Domingo, 9 de Dezembro de 2007

Salvem o Noddy!

Diz que por estes dias decorreu no nosso país uma coisa apelidada de Cimeira UE – África. Chamo-lhe “coisa” porque, como já aqui referi, sou uma moça do povo e não ligo nenhuma a estas politiquices que, volta e meia, estorvam o quotidiano pacato de qualquer um de nós mas, também porque ignoro completamente a índole ou finalidade de tal evento.

Em boa verdade, estes acontecimentos passam-me de tal forma ao lado, que só dei conta da tal “coisa” pois, curiosamente, esta coincidia com o dia do magnífico e almejado espectáculo do Noddy.

Eu não tenho nada contra a Cimeira mas, acho indecente que se tenha montado um aparato policial desmedido só para proteger uns quaisquer senhores que, indagando uma agradável e cómoda estadia de dois dias completamente à borla num país tão soalheiro como o nosso, lá fizeram o frete de dar um pulinho até aquela “coisa”, distribuir indiscriminadamente abraços e apertos de mão e, eloquentemente proferir um ou outro discurso dizendo aquilo que todos ambicionavam ouvir.

Então e o Noddy? O Noddy veio cá trabalhar e nem teve direito a um segurançazito esguio que o protegesse dos pequenos bandidos munidos de chuchas, fraldas e muita baba que, totalmente desorientados com a emoção de estar a escassos metros de tamanha vedeta poder-se-iam considerar verdadeiras ameaças à integridade física de tão mítica personagem.

E se acontecesse alguma coisa ao Noddy? Eu acho que não conseguiria recuperar do choque. Nem eu, nem qualquer pessoa que possua um terrorista em idade pré-escolar em casa.

Caso acontecesse alguma coisa ao Noddy, a culpa seria indubitavelmente do “Socras” ou lá o que é e, de todos os outros participantes daquela “coisa” que, julgando-se o centro do Mundo, desviaram toda a protecção policial para si tentando assim imunizar-se de um possível atentado terrorista ou outra coisa qualquer menos vistosa. Mas porque raio é que os terroristas lhes haviam de fazer mal? Eu sempre ouvi dizer que “quem não deve, não teme”!

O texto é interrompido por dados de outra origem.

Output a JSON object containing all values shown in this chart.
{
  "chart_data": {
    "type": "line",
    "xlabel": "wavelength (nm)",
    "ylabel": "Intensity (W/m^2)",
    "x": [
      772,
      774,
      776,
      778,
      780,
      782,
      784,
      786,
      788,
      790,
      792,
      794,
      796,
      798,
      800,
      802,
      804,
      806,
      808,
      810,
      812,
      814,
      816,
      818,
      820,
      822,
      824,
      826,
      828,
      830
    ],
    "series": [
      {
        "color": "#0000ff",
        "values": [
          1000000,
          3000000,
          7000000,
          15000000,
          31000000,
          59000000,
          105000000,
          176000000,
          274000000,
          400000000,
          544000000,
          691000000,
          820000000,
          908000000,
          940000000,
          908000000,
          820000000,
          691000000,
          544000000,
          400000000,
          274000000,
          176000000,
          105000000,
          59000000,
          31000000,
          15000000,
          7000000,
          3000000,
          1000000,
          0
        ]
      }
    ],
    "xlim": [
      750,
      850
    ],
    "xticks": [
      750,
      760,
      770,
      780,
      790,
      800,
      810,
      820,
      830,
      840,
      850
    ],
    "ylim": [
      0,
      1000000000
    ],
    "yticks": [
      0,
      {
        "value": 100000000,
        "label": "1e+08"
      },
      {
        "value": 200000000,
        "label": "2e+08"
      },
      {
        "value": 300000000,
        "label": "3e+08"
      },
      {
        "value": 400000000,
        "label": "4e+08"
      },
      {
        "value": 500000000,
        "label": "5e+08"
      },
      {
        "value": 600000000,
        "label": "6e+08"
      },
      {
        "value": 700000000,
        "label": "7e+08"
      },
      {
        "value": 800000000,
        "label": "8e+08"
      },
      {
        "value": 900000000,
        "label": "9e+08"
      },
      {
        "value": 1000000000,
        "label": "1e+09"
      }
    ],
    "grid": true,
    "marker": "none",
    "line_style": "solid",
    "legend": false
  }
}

Aliás, em termos estatísticos, e após um exaustivo estudo dirigido com todo o rigor cientifico, chegou-se à surpreendente conclusão que o Noddy tem 90% de probabilidades de ser atacado por um mini-terrorista babão, enquanto que a probabilidade de verdadeiros terroristas estarem interessados em vir perder tempo para Portugal e gastar bombas preciosas com aquela gente é de apenas 0,000000001%.

Ao cuidado do senhor “Socras” e condiscípulos: para a próxima, deixem um ou dois polícias para proteger o Noddy. Os elementos dos agregados familiares com crianças pequenas deste país agradecem.